Nvidia and Broadcom are both critical suppliers of AI infrastructure, but Wall Street currently favors Nvidia as the better buy: Nvidia’s median analyst target of $250 implies ~43% upside from $175 (high $352 implies 101%), versus Broadcom’s median $450 target implying ~25% upside from $360 (high $525 implies 46%). Nvidia dominates data‑center GPUs (>90%), benefits from the fastest accelerators, integrated rack‑scale systems and the exclusive CUDA software ecosystem, and was recently cleared to sell H200 GPUs in China—supporting ~37% expected EPS CAGR and a 43x P/E (PEG ~1.1). Broadcom leads high‑end Ethernet switching (>80%) and supplies custom ASICs to hyperscalers (Google, Meta, ByteDance, OpenAI, Anthropic) with ~30% EPS growth expected, but trades at a richer 92x P/E (PEG ~3) and faces higher system‑level TCO for ASIC deployments, leaving Nvidia with the superior risk/reward despite both benefiting from continued AI infrastructure demand.

Analysis

Wall Street currently prefers Nvidia over Broadcom based on analyst targets and fundamentals: Nvidia’s median analyst target of $250 implies ~43% upside from the $175 share price (high $352 implies ~101% upside), while Broadcom’s median $450 target implies ~25% upside from $360 (high $525 implies ~46% upside).
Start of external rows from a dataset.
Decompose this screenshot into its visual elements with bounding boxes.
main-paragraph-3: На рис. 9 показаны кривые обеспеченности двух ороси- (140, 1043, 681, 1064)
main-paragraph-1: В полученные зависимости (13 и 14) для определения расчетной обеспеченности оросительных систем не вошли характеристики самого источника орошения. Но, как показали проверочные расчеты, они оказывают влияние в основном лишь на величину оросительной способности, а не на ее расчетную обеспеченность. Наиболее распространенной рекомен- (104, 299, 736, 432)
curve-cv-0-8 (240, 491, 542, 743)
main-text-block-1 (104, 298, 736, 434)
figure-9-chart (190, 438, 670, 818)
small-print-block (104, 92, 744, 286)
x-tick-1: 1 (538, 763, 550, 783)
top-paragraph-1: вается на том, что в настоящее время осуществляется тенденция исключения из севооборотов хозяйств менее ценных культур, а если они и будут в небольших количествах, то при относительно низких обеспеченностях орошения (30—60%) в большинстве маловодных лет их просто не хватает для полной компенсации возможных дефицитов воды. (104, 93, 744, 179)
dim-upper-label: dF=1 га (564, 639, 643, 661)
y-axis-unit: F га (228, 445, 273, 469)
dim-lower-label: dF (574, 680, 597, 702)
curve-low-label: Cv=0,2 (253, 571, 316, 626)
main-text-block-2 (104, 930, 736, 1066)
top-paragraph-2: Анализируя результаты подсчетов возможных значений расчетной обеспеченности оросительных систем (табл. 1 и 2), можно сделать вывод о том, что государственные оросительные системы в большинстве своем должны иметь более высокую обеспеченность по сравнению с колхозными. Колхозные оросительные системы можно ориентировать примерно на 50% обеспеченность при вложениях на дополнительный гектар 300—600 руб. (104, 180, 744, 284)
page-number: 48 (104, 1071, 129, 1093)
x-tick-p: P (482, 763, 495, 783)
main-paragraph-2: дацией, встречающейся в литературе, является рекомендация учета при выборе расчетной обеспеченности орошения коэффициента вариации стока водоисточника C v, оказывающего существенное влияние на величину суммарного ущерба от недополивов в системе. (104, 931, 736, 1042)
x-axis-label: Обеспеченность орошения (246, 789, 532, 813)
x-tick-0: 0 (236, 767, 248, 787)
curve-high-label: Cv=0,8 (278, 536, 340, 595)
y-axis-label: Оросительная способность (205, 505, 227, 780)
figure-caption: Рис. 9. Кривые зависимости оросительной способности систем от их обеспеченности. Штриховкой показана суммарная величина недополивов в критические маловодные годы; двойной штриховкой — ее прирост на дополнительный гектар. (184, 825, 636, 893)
The piece notes sentiment is strongly positive on Nvidia and comparatively muted on Broadcom. Nvidia’s investment case emphasizes a dominant position in data-center GPUs (over 90% market share), a proprietary CUDA software ecosystem that runs only on Nvidia hardware, rack-scale turnkey systems, and a recent U.S. decision allowing sales of H200 GPUs into China; analysts project ~37% EPS CAGR over the next three years and value the stock at ~43x earnings (PEG ~1.1). Those factors underpin the article’s view that Nvidia offers superior risk/reward despite a rich multiple. Broadcom’s thesis centers on >80% share in high-end Ethernet switching and growing custom ASIC work for hyperscalers (Google, Meta, ByteDance, OpenAI, Anthropic) with projected ~30% EPS CAGR, but the company trades at ~92x earnings (PEG ~3). The article highlights that ASICs can have lower chip costs but often higher system-level TCO due to lack of prebuilt software and optical interconnect needs, and Morgan Stanley expects Nvidia GPUs to still account for ~85% of AI-accelerator revenue by 2030, limiting Broadcom’s addressable upside relative to its current valuation.